2.4.2 Duration and frequency
The second complication associated with identifying carers is related to how much caring they do and how often they do it. This aspect came to the fore when carers were first identified in the 1985 General Household Survey, an annual statistical survey carried out by the Office of Population, Censuses and Surveys in the UK (Green, 1988). From answers to a question in the survey which asked if respondents took on ‘extra responsibilities’ for someone who was ‘sick, handicapped or elderly’, it emerged that there were over six million carers in the UK. This figure was estimated at 5.7 million in 2000 (Department of Health, 2000). In a UK population of 55 million people, that amounts to around one person in every 10.
Stop for a moment and think of 20 people that you know of all ages. Are two of them informal carers?

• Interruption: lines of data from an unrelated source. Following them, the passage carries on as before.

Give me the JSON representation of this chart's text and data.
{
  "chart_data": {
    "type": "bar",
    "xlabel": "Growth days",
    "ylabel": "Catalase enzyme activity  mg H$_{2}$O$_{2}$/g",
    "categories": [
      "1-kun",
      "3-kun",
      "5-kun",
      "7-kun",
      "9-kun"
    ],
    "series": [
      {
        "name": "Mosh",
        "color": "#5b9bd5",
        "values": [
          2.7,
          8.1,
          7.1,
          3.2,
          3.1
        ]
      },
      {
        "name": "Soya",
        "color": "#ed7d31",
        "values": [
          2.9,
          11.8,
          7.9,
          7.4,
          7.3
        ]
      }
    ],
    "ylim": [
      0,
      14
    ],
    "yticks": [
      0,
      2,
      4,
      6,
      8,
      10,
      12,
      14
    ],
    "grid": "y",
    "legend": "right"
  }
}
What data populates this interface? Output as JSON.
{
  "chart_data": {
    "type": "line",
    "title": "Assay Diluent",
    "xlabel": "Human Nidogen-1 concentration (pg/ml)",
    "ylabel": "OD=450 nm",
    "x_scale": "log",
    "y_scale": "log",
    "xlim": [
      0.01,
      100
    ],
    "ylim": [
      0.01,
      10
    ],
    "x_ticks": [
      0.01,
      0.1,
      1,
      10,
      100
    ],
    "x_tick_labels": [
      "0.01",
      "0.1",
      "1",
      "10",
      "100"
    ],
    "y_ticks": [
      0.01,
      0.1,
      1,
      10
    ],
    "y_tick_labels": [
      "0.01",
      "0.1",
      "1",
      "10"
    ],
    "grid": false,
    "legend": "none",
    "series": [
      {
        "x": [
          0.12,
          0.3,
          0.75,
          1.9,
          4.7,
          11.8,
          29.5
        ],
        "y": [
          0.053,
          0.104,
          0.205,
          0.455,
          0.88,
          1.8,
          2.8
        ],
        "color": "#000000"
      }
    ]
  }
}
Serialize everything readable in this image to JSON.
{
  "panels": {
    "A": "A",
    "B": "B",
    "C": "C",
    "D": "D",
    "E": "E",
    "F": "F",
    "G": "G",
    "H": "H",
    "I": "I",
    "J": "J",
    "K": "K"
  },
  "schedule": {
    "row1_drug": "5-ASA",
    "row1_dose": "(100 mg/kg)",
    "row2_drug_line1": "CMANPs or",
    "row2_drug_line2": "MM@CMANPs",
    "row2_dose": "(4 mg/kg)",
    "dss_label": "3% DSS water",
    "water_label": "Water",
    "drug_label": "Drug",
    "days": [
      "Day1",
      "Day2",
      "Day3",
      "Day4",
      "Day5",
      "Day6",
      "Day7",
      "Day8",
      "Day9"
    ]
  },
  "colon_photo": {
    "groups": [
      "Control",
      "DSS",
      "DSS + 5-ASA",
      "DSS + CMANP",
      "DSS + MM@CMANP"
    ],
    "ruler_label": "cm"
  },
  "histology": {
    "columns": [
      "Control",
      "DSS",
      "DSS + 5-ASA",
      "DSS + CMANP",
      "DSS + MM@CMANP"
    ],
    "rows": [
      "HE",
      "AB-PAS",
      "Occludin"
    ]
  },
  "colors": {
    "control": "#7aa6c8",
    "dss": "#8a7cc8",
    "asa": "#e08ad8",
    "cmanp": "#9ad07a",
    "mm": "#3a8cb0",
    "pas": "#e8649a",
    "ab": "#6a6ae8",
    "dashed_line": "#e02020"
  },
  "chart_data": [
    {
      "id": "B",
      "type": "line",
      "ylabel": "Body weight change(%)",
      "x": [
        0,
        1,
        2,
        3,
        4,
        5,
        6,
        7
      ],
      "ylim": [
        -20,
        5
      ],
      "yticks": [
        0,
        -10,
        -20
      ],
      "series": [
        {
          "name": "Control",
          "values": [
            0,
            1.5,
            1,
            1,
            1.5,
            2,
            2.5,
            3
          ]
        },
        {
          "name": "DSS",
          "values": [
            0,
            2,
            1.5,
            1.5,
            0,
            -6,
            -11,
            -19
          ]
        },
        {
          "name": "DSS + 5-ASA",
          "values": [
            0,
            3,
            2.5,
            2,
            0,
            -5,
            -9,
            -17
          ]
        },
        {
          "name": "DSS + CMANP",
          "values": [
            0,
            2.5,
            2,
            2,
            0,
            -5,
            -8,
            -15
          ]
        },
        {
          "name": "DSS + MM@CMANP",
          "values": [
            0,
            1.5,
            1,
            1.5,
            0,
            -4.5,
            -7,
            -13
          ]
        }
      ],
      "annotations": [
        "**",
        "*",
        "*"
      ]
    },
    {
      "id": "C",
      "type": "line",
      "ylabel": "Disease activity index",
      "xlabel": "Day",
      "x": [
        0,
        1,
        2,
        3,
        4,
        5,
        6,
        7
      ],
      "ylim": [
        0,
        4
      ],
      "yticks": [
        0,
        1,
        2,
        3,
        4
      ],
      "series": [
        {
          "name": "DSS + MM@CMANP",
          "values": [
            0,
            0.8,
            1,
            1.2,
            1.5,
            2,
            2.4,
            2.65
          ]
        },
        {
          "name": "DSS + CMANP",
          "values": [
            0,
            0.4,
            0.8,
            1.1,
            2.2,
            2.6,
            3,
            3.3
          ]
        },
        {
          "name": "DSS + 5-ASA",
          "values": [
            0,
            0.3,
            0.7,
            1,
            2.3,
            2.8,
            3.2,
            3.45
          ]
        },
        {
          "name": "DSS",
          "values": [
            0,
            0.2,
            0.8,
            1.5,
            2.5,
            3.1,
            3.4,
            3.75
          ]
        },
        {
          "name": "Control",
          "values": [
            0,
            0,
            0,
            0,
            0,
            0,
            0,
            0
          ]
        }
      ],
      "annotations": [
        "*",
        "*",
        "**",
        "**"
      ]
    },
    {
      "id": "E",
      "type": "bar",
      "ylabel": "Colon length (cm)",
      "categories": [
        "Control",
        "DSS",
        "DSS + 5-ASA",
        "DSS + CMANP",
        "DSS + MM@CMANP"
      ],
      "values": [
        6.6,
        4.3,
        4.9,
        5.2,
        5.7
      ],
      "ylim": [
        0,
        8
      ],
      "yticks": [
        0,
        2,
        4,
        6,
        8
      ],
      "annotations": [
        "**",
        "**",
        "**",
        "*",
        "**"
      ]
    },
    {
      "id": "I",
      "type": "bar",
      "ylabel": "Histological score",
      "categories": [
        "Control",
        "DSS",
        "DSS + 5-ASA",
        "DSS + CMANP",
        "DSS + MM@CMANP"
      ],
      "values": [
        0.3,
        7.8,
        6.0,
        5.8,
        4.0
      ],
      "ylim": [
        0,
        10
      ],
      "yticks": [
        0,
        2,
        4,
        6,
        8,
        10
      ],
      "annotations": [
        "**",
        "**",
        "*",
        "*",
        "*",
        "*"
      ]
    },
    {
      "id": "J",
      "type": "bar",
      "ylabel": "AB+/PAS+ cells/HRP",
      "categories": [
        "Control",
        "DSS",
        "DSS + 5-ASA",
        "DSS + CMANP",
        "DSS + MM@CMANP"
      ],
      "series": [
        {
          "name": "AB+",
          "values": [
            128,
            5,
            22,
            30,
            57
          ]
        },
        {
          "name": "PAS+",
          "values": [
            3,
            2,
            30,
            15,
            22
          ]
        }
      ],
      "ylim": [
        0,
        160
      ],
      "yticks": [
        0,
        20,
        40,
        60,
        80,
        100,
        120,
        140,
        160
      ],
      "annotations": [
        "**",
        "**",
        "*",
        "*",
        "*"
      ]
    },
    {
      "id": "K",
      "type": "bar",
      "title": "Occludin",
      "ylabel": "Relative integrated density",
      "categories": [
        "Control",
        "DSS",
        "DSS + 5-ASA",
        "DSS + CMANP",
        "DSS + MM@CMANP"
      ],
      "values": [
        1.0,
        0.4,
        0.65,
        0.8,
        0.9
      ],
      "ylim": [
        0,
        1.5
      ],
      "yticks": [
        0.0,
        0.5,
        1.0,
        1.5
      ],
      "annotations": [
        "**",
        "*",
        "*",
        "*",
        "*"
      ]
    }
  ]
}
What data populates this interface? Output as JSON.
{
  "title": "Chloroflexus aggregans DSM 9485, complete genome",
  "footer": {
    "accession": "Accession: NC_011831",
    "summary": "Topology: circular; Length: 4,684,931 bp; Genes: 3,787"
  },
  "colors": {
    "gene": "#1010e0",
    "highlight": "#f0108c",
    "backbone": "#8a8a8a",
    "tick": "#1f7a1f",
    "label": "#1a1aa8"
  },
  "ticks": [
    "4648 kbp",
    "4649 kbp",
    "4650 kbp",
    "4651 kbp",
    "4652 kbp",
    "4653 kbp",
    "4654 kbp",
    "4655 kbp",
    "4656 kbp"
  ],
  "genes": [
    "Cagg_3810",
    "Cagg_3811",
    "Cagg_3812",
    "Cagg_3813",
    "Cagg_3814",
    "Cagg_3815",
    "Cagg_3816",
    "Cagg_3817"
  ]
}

This estimate has been modified by refining the category of carer to mean a person who both is the main carer and also spends 20 hours a week or more on caring. It is calculated that there were approximately 1.5 million people in this category in 1995 (Bytheway and Johnson, 1997).
Adding this requirement to the definition makes it easier to target services and support, but excludes many people who, like Lynne, do work of considerable importance but do not get recognition. Indeed, the Carers National Association, the main group campaigning for the needs of carers, resists this narrower definition, and still quotes the figure of seven million in its publicity and press releases.